We are using the Gradient Boosting Classifier from MLlib's classification algorithms:
  - GBTClassifier (Gradient Boosted Tree Classifier)

## Gradient Boosting Classifier

You can read more about [Gradient Boosting Classifier] from the [classification and regression] section of MLlib Programming Guide.
In the Pipelines API, Gradient Boosting Classifier is a powerful ensemble learning method that builds a series of decision trees sequentially, with each tree correcting errors made by the previous ones.

[classification and regression]: https://spark.apache.org/docs/latest/ml-classification-regression.html
[Gradient Boosting Classifier]: https://spark.apache.org/docs/latest/ml-classification-regression.html#gradient-boosted-tree-classifier

In [0]:
from pyspark.ml.classification import GBTClassifier

# Create initial GBTClassifier model
# The income label is a categorical variable with two values: <=50K and >50K
# This has to be passed to the GBTClassifier
gbtc = GBTClassifier(labelCol="label", featuresCol="features", maxIter=10)

# Train model with Training Data
gbtc = gbtc.fit(trainingData)

In [0]:
# Make predictions on test data using the transform() method.
# GBTClassifier.transform() will only use the 'features' column.
predictions = gbtc.transform(testData)

In [0]:
# View model's predictions and probabilities of each prediction class
# You can select any columns in the above schema to view as well
selected = predictions.select("label", "prediction", "probability")
display(selected)

### Use `BinaryClassificationEvaluator` and `MulticlassClassificationEvaluator` to evaluate the model.

`BinaryClassificationEvaluator` to evaluate the model's [areaUnderROC] metric.

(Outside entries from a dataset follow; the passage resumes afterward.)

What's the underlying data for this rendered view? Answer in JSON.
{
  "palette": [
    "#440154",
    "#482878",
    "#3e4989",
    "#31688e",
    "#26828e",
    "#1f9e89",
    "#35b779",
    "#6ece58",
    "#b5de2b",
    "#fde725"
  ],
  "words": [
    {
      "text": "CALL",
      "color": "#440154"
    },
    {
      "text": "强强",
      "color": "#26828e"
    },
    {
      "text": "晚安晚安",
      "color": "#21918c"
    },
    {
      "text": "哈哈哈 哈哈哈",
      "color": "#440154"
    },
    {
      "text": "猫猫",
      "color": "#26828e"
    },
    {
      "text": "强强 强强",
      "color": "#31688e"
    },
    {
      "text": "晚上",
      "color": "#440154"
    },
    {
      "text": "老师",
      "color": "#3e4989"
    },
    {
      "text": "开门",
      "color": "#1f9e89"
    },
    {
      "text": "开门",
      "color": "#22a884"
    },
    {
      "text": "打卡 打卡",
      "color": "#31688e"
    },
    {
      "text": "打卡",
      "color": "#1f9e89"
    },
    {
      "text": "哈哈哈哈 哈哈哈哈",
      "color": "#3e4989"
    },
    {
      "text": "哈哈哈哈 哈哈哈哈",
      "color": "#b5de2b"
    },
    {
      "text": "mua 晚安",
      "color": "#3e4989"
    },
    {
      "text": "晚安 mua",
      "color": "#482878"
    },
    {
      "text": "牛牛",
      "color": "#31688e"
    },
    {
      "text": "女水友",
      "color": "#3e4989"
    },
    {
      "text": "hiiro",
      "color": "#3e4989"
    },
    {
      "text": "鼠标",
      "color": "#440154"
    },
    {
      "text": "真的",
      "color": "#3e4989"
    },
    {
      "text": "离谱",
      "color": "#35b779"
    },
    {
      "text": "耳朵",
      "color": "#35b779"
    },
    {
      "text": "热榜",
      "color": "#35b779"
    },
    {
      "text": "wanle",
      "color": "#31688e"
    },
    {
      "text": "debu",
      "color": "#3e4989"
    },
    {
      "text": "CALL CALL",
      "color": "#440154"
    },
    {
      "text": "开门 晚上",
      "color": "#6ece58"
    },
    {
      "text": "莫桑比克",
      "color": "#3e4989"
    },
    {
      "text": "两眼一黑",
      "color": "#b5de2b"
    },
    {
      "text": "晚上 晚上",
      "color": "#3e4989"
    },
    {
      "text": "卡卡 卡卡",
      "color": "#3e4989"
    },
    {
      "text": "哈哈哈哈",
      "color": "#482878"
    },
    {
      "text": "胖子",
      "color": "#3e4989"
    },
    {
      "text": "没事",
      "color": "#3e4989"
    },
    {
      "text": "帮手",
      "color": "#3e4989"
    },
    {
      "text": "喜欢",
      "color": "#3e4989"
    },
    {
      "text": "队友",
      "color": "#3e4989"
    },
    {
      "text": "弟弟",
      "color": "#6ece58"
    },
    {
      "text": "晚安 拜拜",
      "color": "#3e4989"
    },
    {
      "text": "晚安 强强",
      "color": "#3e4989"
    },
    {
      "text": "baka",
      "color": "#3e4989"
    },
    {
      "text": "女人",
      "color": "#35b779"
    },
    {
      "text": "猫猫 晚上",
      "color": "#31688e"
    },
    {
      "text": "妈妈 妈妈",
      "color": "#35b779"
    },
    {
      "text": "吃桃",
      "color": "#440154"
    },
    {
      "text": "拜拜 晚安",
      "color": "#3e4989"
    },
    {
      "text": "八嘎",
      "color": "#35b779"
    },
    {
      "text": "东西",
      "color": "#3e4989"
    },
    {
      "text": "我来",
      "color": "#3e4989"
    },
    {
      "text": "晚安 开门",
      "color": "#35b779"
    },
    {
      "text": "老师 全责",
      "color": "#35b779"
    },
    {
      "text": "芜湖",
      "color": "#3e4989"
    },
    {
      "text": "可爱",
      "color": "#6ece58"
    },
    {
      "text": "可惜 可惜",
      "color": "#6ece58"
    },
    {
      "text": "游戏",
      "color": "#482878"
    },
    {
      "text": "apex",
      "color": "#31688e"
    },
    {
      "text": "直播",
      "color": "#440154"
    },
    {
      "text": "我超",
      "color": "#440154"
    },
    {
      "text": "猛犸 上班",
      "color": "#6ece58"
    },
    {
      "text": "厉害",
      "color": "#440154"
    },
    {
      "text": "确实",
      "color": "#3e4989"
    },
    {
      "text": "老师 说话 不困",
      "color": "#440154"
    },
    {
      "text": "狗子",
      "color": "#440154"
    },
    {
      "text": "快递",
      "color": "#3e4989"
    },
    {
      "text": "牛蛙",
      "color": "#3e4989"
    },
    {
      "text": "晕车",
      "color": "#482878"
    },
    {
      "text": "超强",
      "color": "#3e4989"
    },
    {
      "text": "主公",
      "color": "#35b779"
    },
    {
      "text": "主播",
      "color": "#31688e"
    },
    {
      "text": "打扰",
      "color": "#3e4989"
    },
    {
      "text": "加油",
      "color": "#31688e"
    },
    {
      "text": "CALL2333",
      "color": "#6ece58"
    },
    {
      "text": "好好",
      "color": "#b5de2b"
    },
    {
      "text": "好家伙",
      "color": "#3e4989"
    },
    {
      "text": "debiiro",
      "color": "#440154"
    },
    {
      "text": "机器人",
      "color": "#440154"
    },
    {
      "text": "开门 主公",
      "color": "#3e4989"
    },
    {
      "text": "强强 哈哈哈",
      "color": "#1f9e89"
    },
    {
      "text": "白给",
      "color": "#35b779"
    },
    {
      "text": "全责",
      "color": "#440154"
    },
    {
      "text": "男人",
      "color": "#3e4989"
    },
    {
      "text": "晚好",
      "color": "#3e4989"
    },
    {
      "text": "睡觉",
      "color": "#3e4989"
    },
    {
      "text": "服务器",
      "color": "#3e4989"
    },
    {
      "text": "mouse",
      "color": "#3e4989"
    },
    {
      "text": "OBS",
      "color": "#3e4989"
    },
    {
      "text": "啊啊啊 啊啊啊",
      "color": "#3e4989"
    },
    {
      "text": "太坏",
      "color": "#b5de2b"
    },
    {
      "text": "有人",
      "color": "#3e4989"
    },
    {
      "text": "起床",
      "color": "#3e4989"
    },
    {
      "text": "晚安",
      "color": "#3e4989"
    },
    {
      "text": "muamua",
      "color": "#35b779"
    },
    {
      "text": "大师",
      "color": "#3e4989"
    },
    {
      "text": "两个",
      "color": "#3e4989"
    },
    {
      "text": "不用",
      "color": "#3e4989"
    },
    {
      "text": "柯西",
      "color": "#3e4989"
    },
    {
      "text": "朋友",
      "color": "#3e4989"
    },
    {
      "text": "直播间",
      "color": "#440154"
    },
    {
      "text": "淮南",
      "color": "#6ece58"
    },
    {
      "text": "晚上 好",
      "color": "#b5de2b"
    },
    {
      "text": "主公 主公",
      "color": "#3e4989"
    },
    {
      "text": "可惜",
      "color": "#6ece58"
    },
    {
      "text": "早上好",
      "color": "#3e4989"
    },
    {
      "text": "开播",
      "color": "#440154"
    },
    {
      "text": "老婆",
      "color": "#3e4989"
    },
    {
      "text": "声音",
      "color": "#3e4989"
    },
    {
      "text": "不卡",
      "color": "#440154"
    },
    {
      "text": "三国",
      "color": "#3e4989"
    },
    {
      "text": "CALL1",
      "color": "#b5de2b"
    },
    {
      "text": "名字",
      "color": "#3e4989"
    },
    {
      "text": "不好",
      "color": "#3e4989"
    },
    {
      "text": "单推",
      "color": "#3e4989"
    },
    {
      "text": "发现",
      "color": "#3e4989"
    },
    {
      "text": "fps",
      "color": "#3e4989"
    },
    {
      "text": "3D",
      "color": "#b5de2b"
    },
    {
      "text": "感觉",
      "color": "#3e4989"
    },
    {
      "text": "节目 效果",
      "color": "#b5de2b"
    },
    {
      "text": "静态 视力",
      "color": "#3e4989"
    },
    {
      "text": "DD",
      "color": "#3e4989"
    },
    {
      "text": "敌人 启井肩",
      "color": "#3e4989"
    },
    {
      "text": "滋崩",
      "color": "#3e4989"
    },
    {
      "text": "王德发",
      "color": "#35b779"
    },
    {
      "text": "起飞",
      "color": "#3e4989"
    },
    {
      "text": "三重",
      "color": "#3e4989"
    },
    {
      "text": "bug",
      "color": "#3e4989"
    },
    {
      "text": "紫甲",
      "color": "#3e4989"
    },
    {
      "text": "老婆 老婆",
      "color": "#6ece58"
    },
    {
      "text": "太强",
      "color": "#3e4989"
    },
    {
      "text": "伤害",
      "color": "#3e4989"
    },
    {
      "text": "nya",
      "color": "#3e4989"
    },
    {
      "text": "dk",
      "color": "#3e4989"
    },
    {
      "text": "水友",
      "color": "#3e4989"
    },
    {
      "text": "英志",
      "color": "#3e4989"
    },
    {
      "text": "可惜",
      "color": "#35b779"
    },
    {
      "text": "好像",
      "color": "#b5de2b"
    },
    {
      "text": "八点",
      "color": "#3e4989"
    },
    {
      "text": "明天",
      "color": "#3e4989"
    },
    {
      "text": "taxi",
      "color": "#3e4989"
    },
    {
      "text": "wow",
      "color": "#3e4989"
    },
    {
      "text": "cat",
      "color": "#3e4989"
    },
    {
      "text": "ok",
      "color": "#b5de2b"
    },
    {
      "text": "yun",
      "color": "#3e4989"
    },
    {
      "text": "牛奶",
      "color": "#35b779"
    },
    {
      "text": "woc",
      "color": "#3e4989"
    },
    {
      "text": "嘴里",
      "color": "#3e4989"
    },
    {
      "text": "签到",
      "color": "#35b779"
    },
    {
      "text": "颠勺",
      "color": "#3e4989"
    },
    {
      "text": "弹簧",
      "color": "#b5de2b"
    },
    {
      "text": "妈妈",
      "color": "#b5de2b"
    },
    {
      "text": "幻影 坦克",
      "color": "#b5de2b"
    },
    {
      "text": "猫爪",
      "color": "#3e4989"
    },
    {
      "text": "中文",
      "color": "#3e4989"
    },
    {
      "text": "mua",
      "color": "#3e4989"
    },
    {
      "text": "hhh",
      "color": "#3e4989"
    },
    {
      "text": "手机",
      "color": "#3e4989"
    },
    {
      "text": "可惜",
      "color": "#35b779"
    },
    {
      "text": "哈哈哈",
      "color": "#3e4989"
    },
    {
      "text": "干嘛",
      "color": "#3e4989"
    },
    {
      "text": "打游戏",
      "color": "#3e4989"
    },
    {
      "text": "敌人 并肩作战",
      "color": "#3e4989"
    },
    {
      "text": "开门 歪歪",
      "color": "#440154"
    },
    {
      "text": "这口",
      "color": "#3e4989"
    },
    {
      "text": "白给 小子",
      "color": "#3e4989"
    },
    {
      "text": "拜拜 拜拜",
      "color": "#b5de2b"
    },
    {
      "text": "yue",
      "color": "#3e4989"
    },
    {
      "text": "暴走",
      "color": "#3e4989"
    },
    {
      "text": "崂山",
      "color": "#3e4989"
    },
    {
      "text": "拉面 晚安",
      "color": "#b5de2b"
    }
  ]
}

[areaUnderROC]: https://en.wikipedia.org/wiki/Receiver_operating_characteristic#Area_under_the_curve

`MulticlassClassificationEvaluator` to evaluate the model's [F1](https://en.wikipedia.org/wiki/F-score) metric 

In [0]:
from pyspark.ml.evaluation import BinaryClassificationEvaluator
from pyspark.ml.evaluation import MulticlassClassificationEvaluator

# Evaluate model - AUC
auc_evaluator = BinaryClassificationEvaluator(metricName="areaUnderROC")
auc = auc_evaluator.evaluate(predictions)
print(f"Area under ROC curve: {auc}")

# Evaluate model - F1 Score
f1_evaluator = MulticlassClassificationEvaluator(labelCol="label", predictionCol="prediction", metricName="f1")
f1 = f1_evaluator.evaluate(predictions)
print(f"F1 Score: {f1}")